Life insurance should be a liquid asset, just like your house or your car. There is roughly $20 trillion of outstanding U.S. life insurance.
Every year, U.S. policyholders waste over $100 billion as a result of lapsing policies that are unneeded or unaffordable. In fact, roughly 80 percent of all whole life insurance lapses. All of this waste translates into pure profit for the insurance companies.
Consumers need an alternative to lapsing life insurance policies. The future of life insurance is a secondary market, where policyholders can realize the cash value of their policy before maturity.
Today, this exists to a mediocre extent: It’s a small industry called life settlements. As an alternative to lapsing or surrendering a policy, life settlements give policyholders the option to sell their policy for an upfront cash payout, thereby recapturing value and turning an expense into an asset.
Today’s life settlement industry
For all the good that life settlements have to offer, the current process is ugly. The standard life settlement transaction can take months to complete and is full of long applications, repeated document signings, and long wait times.
Life settlement brokers often market their services by explaining how complicated the transaction is, creating a need for themselves to act as guides. It’s not a great experience for either the agent or the policyholder.
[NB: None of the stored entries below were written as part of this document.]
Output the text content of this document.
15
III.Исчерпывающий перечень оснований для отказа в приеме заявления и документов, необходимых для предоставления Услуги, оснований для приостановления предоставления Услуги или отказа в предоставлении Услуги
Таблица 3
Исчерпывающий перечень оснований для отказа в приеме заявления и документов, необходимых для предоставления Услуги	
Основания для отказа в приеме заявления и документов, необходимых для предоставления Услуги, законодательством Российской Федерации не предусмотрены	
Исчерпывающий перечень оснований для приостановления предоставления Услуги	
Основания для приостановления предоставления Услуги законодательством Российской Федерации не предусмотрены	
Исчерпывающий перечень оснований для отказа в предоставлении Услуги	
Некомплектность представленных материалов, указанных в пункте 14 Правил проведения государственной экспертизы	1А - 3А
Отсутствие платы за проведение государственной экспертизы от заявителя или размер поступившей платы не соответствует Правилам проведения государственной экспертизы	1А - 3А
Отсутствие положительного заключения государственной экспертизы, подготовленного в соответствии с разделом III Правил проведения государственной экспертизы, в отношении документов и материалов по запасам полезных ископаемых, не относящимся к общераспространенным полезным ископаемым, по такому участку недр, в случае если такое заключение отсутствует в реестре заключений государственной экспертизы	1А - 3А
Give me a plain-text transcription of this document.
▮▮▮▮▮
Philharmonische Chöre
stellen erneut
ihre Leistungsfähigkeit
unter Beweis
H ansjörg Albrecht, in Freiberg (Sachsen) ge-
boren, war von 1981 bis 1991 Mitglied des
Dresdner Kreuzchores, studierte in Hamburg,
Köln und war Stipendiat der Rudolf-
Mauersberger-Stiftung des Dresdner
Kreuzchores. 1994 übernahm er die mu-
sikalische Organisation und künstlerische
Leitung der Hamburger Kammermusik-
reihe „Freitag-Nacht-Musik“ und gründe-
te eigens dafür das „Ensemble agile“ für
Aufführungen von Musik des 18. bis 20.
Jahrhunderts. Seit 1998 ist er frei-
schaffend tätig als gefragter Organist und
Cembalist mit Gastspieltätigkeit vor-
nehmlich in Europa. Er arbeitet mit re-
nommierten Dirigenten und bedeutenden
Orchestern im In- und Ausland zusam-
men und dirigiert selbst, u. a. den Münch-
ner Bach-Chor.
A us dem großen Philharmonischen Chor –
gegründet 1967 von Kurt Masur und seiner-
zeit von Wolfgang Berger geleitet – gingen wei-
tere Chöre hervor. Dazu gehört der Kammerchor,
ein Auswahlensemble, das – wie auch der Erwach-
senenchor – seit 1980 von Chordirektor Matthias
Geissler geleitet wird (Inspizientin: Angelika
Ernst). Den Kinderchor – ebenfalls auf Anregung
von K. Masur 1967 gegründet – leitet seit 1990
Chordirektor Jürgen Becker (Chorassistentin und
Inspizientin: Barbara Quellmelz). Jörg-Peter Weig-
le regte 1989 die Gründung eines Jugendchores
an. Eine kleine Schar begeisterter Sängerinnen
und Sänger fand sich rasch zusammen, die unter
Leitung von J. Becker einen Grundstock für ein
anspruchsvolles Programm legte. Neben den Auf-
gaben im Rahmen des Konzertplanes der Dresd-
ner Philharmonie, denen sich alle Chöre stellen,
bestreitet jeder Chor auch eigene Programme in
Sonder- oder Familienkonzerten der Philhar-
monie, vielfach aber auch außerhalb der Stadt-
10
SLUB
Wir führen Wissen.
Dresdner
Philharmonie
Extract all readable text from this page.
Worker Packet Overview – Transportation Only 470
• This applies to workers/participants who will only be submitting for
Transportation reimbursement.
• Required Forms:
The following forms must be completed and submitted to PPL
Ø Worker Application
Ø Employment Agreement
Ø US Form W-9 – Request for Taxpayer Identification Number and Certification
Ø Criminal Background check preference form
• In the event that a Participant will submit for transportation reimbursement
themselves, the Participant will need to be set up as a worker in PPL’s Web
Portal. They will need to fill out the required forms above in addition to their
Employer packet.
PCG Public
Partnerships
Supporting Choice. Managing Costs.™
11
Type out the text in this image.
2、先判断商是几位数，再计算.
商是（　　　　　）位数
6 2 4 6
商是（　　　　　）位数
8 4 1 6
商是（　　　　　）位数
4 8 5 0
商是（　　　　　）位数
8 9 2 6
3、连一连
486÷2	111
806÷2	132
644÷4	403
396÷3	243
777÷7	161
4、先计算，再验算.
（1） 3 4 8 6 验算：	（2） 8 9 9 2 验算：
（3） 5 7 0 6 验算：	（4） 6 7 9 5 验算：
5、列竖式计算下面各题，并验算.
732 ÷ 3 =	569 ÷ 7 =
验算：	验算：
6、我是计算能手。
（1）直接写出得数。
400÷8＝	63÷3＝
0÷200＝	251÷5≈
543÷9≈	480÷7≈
The current process is also opaque — designed to enrich middle men. Life settlements are traded ‘over-the-counter’ in private transactions, facilitated by brokers between the policyholder and buyers. A life settlement broker’s transactional fees can cost the seller as much as 30 percent of the life settlement proceeds.
Because the broker system is not very efficient, sellers can miss the best deals because brokers only have relationships with a limited pool of buyers. Some life settlement brokers even solicit the offers that pay themselves most handsomely, not their clients.